Portugal ocupa o 69.º lugar no índice de liberdade económica

Portugal tem falta de liberdade económica. Não sou eu que o digo, são os dados deste estudo, realizado por instituições estrangeiras, que o atestam. Portugal não consegue, sequer, ser o país de língua portuguesa com maior liberdade económica. Estes dados atestam claramente o que tenho defendido acerrimamente nos últimos tempos. De acordo com o índice de liberdade económica, Portugal, nos últimos anos, tem vindo a perder liberdade económica.

O índice de liberdade económica é constituído por um conjunto de indicadores que avaliam o grau de abertura económica de um país. O estudo é realizado por um instituto de investigação norte-americano, a Fundação Heritage.

Alguns economistas, entre eles políticos, e alguns comentadores de fachada têm atacado o liberalismo, acusando-o pelo atual momento em que vivemos. Como tenho vindo a defender, não há um dado sequer que justifique esta acusação. Portugal tem uma despesa pública demasiado elevada (infelizmente não é apenas problema português), a carga fiscal atingiu níveis históricos, o Estado intervém demasiado na economia e na sociedade…Nenhum destes sintomas é marca do liberalismo, antes pelo contrário. Portugal não percebeu que as coisas mudaram muito ao longo das últimas décadas e que, por isso, a nossa forma de atuar também devia mudar. Pelo contrário, ainda hoje, muitos anos depois de termos optado por um modelo económico baseado num mercado cada vez mais global, e único, continuamos a atuar como se vivêssemos num país fechado economicamente e pouco exposto à economia de mercado.

Passando à análise do estudo, os dados comprovam que, em termos fiscais, possuímos fraca liberdade fiscal. Os nossos impostos têm vindo a subir, o que significa uma maior interferência do Estado na economia. As taxas máximas do IRS e as taxas de IRC estão acima da média.

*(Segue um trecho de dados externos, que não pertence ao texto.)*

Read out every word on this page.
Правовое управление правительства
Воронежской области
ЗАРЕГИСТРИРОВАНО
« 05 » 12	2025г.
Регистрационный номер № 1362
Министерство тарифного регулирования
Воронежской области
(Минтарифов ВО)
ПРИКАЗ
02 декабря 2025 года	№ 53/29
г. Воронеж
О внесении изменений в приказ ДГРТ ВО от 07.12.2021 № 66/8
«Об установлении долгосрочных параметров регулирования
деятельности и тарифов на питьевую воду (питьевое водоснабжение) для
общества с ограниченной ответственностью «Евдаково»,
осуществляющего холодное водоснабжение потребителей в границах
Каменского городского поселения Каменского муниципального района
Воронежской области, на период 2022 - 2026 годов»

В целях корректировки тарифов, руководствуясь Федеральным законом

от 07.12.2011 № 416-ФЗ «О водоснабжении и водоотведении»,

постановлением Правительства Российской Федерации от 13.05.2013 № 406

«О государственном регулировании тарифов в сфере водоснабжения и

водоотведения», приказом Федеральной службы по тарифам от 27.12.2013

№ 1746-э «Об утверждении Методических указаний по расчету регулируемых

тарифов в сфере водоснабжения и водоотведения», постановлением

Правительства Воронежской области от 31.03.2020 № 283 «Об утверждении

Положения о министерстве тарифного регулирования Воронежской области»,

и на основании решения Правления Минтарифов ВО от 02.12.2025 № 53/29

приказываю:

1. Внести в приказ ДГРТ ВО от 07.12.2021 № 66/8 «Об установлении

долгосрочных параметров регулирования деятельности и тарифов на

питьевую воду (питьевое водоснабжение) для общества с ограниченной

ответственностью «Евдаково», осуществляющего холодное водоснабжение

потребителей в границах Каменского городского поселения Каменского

Os gastos do Estado também estão acima da média, tendo atingido 46,5% do PIB. Não esquecer que, de acordo com os dados oficiais para o ano de 2010, os gastos do Estado ultrapassaram pela primeira vez os 50% do PIB.

A corrupção, como era de esperar, está acima da média e é mais um entrave ao investimento. Mesmo do lado fiscal, Portugal é apontado como um país onde a evasão e fraude fiscal são significativas.

Relativamente à liberdade laboral, Portugal também não fica bem na fotografia. As leis laborais são demasiado rígidas, o que desincentiva os que querem investir. Vivemos num país onde é relativamente fácil adquirir direitos e onde as empresas não têm grande margem para adaptarem os seus recursos às suas reais necessidades.

Dos 183 países ordenados, destaco o sétimo lugar da Irlanda, um país que foi recentemente intervencionado financeiramente, mas que possui um elevado grau de liberdade económica. Em bom rigor, diga-se que a crise financeira da Irlanda também foi causada pela sua elevada exposição. Pelo contrário, em termos económicos, porque continua a possuir um bom tecido empresarial, sairá mais depressa da crise do que outros países. Portugal, como se verifica, tem vindo a descer no índice de liberdade económica.

Um estudo como este, feito à escala mundial, pode não ser rigoroso nem profundo. Há muitos factos importantes que não são analisados. No entanto, considero que o estudo devia servir como ponto de partida para melhor percebermos as verdadeiras causas da atual situação.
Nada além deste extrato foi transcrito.